The hearings, which are expected to last three months, are considering Mr Justice Henry Barron's report into the bombings, published last December.
Mr Doherty said: "Everybody knows how they have been maimed. These bombings happened in 1974, not last week.
"This is not a trivial investigation, it is an inquiry into matters of life and death and Irish state accountability."
A statement was read to the committee on behalf of the three families who object to the hearing.
It said: "The proposed scheme of events is insulting and suspicious and at its best, the attempt to settle these so-called hearings is naive and foolish.
"We have tragically got used to being ignored, demonised and criticised by all organs of the state for the last 30 years and in effect we have been marginalised.
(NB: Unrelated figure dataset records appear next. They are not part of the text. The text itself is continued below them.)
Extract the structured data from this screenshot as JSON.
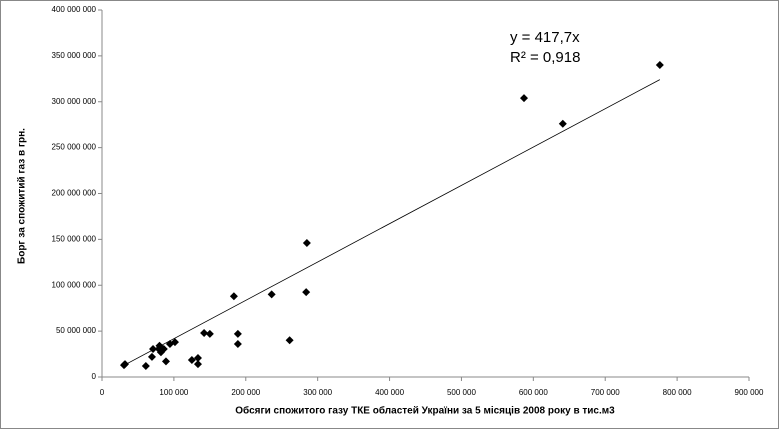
{
  "chart_data": {
    "type": "scatter",
    "x_label": "Обсяги спожитого газу ТКЕ областей України за 5 місяців 2008 року в тис.м3",
    "y_label": "Борг за спожитий газ в грн.",
    "x": [
      30600,
      32000,
      61000,
      69500,
      71000,
      79000,
      80000,
      82000,
      86000,
      89000,
      94500,
      101500,
      125000,
      133500,
      133500,
      142000,
      150000,
      183500,
      189000,
      189000,
      236000,
      261000,
      284000,
      285000,
      587000,
      641000,
      776000
    ],
    "values": [
      13000000,
      14000000,
      12000000,
      22000000,
      30500000,
      30500000,
      34000000,
      27000000,
      30500000,
      17000000,
      36000000,
      38000000,
      18500000,
      20700000,
      14000000,
      48000000,
      47000000,
      88000000,
      47000000,
      36000000,
      90000000,
      40000000,
      92500000,
      146000000,
      304000000,
      276000000,
      340000000
    ],
    "color": "#000000",
    "trendline": {
      "slope": 417.7,
      "equation": "y = 417,7x",
      "r2": "R² = 0,918"
    },
    "xlim": [
      0,
      900000
    ],
    "xticks": [
      0,
      {
        "value": 100000,
        "label": "100 000"
      },
      {
        "value": 200000,
        "label": "200 000"
      },
      {
        "value": 300000,
        "label": "300 000"
      },
      {
        "value": 400000,
        "label": "400 000"
      },
      {
        "value": 500000,
        "label": "500 000"
      },
      {
        "value": 600000,
        "label": "600 000"
      },
      {
        "value": 700000,
        "label": "700 000"
      },
      {
        "value": 800000,
        "label": "800 000"
      },
      {
        "value": 900000,
        "label": "900 000"
      }
    ],
    "ylim": [
      0,
      400000000
    ],
    "yticks": [
      0,
      {
        "value": 50000000,
        "label": "50 000 000"
      },
      {
        "value": 100000000,
        "label": "100 000 000"
      },
      {
        "value": 150000000,
        "label": "150 000 000"
      },
      {
        "value": 200000000,
        "label": "200 000 000"
      },
      {
        "value": 250000000,
        "label": "250 000 000"
      },
      {
        "value": 300000000,
        "label": "300 000 000"
      },
      {
        "value": 350000000,
        "label": "350 000 000"
      },
      {
        "value": 400000000,
        "label": "400 000 000"
      }
    ],
    "grid": false
  }
}
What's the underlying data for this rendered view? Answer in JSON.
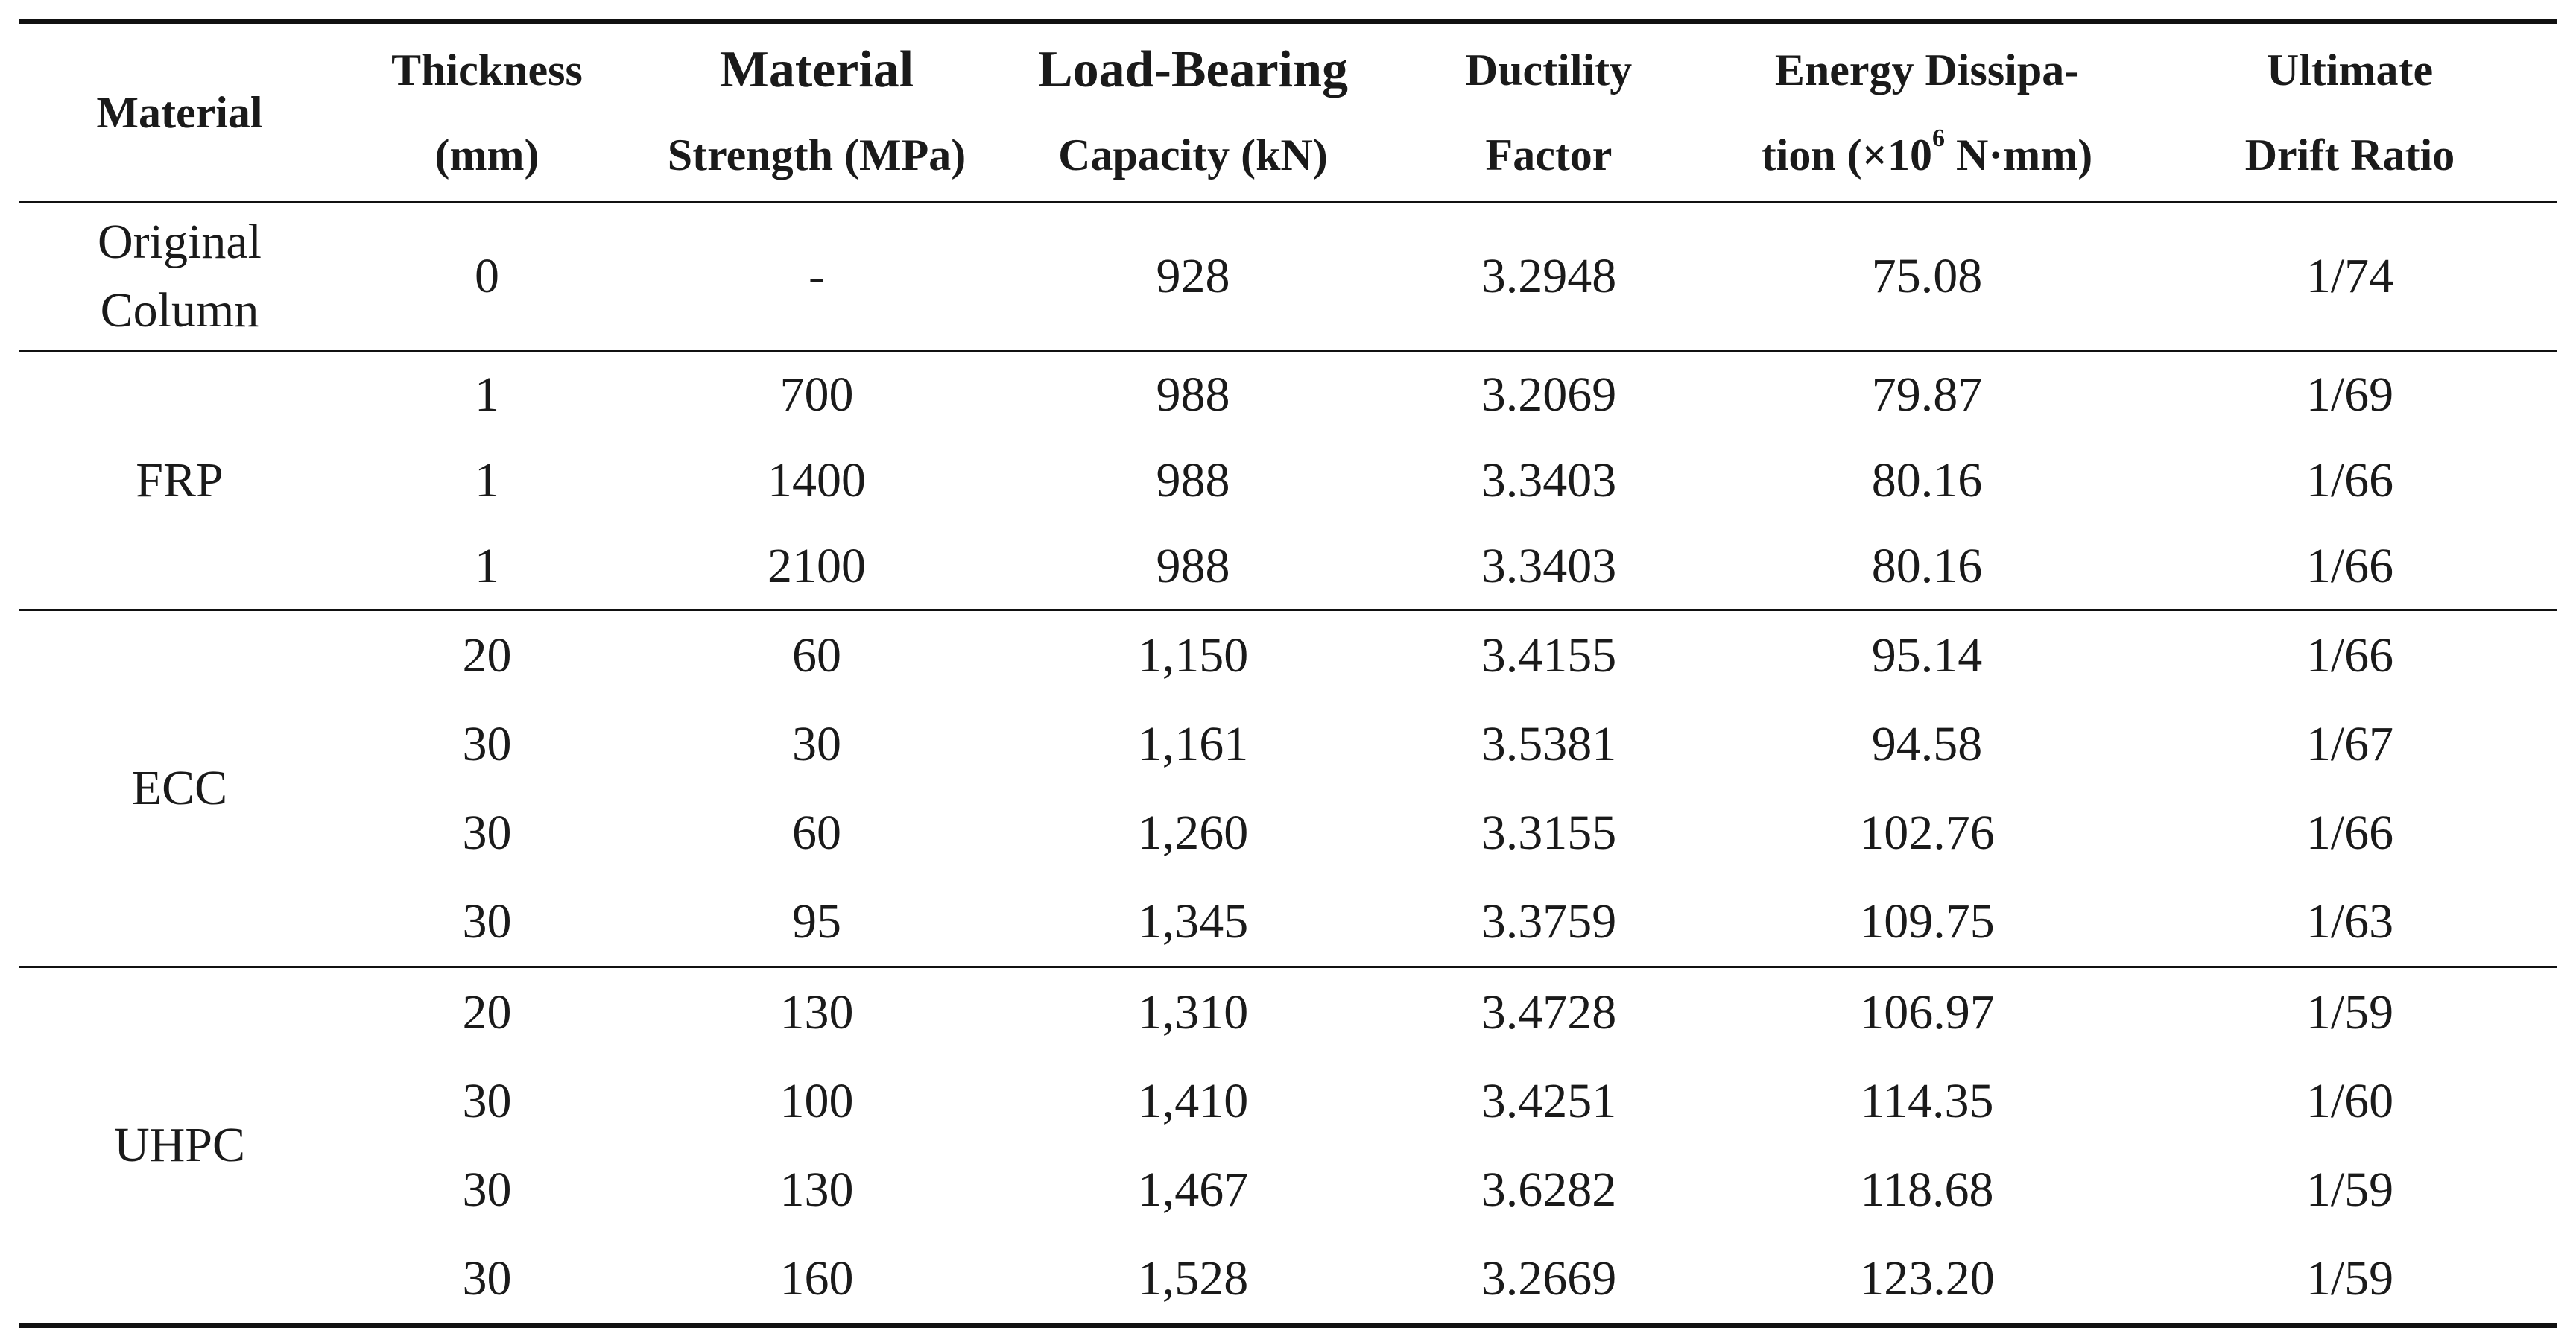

We have suffered enough.
"If this committee by now does not know who we are and how we have suffered then you should resign from your position immediately."
It went on to say the families were sick of describing their experiences, which had now become a matter of undeniable fact.
It said: "We have been sucked into a vortex of civil service, governmental and political bureaucracy and red tape.
"Our suffering has been replaced by rules, regulations, committees and sub-committees. We have been lost in this process."
They called for the three-month hearing to be abandoned and for a public inquiry to be opened immediately.
Committee chairman Sean Ardagh said he would look into the application and respond to it before next Tuesday.
Earlier, counsel for the Justice for the Forgotten group Mr Cormac O Dulachain said Mr Justice Barron's report was a "ringing endorsement" for a public inquiry.
He said although it addressed the issues in a superficial way, in that it contains detail and comment on most aspects of the bombings, it did not establish the truth.
Mr O Dulachain said: "As a report it is devastating in the extent of failures it reveals.
"The conclusions of the judge cannot be compared to those which would be realised by a full public inquiry.
"It did not establish why those omissions and failures occurred, nor did it establish who should take responsibility."
Alice O'Brien, who lost her sister, brother-in-law and their two children in the Parnell Street, Dublin bombing, said the government of the day had done nothing and a subsequent Garda investigation had come to nothing.
She said: "The door has been shut in our faces many times and we hope that this is at last an opening."
Committee chairman Sean Ardagh said the function of the hearings was to assess what lessons might be learned from the Barron report and whether a public inquiry would be fruitful.
The report was critical of the Irish government at the time of the bombings and of the original Garda investigation but found no evidence of collusion at a senior level.
At a meeting with Tony Blair yesterday, Taoiseach Bertie Ahern asked any British officials who may be called by the inquiry to cooperate fully.
The Dublin bombs on May 17, 1974 killed 26 people in three streets, including a pregnant woman. The Monaghan bomb on the same day killed seven people.